Par ailleurs, une quatrième modification concernant le statut de l’OPRI devrait porter sur la possibilité que devrait avoir cet établissement public administratif de sous-traiter certaines de ses tâches à des organismes agréés par ses autorités de tutelle, ce qui n’est pas prévu pour l’instant.

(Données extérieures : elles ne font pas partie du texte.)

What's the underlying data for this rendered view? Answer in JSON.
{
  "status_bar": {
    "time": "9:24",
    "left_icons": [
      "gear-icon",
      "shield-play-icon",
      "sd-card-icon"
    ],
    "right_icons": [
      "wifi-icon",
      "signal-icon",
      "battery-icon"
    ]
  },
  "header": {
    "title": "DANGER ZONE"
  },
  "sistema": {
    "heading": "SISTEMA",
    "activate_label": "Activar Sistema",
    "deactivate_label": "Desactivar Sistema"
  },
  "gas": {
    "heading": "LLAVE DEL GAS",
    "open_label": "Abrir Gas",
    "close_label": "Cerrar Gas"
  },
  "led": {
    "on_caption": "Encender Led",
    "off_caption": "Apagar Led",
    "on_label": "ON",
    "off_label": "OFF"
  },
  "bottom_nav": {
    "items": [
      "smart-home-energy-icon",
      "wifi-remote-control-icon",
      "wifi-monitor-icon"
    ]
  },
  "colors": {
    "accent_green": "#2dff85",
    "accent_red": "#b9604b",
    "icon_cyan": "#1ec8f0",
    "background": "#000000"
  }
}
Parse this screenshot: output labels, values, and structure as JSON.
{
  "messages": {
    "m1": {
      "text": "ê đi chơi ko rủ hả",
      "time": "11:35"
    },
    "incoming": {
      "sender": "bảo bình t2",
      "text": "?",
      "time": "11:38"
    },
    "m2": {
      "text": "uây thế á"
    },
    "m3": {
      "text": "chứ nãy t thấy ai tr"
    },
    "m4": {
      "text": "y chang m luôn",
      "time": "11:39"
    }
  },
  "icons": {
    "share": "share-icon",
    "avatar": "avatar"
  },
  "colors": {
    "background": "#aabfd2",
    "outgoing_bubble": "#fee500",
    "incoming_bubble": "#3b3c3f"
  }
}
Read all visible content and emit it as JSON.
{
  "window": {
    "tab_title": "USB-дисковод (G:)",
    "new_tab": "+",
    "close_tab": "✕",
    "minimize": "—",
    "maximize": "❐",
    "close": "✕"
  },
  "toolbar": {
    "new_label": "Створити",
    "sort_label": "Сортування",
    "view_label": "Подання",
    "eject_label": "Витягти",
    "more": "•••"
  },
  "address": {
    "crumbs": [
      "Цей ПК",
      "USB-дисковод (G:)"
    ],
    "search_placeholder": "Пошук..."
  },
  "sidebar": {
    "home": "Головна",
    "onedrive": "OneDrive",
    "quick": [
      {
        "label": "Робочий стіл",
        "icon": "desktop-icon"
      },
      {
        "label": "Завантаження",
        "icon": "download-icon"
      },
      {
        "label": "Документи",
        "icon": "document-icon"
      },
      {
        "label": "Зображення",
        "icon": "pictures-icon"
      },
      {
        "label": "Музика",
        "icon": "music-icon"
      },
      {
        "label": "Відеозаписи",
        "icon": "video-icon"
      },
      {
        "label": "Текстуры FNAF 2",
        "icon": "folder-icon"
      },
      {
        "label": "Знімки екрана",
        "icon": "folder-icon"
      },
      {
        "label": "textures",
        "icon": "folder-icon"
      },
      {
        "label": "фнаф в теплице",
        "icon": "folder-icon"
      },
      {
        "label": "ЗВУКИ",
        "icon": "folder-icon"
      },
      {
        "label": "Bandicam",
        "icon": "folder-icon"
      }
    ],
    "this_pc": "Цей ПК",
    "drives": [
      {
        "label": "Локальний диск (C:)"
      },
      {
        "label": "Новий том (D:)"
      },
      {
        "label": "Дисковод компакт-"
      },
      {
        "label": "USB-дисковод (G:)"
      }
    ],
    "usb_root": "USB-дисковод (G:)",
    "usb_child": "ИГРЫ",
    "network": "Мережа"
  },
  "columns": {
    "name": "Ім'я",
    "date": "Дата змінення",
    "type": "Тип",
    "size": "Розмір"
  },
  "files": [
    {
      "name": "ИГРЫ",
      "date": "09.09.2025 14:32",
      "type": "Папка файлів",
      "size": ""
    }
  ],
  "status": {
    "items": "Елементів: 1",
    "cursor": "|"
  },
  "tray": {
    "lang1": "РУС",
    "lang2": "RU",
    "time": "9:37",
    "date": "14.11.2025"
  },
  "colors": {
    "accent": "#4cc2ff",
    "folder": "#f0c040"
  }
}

Le renforcement des contrôles sur place des rejets dans l’environnement, par exemple, ou bien le développement des films dosimétriques, pourraient en effet, dans certains cas, être confiés à des organismes publics ou privés agréés, agissant pour le compte de l’OPRI.

Enfin, une cinquième changement devrait concerner le personnel de l’OPRI. En effet, cinq ans après la création de l’OPRI, le personnel n’a toujours pas de statut, ce qui paraît à la fois injuste et en contradiction totale avec l’importance de la mission de contrôle qu’exerce l’OPRI au service de la santé des travailleurs et de la santé publique.

2.5. L’opportunité discutable d’un rapprochement de la sûreté et de la radioprotection

Le rapprochement éventuel de la sûreté et de la radioprotection est une question fréquemment débattue dans notre pays depuis quelques années.

Ceci étant rappelé, faut-il modifier le paysage actuel des organismes du secteur ?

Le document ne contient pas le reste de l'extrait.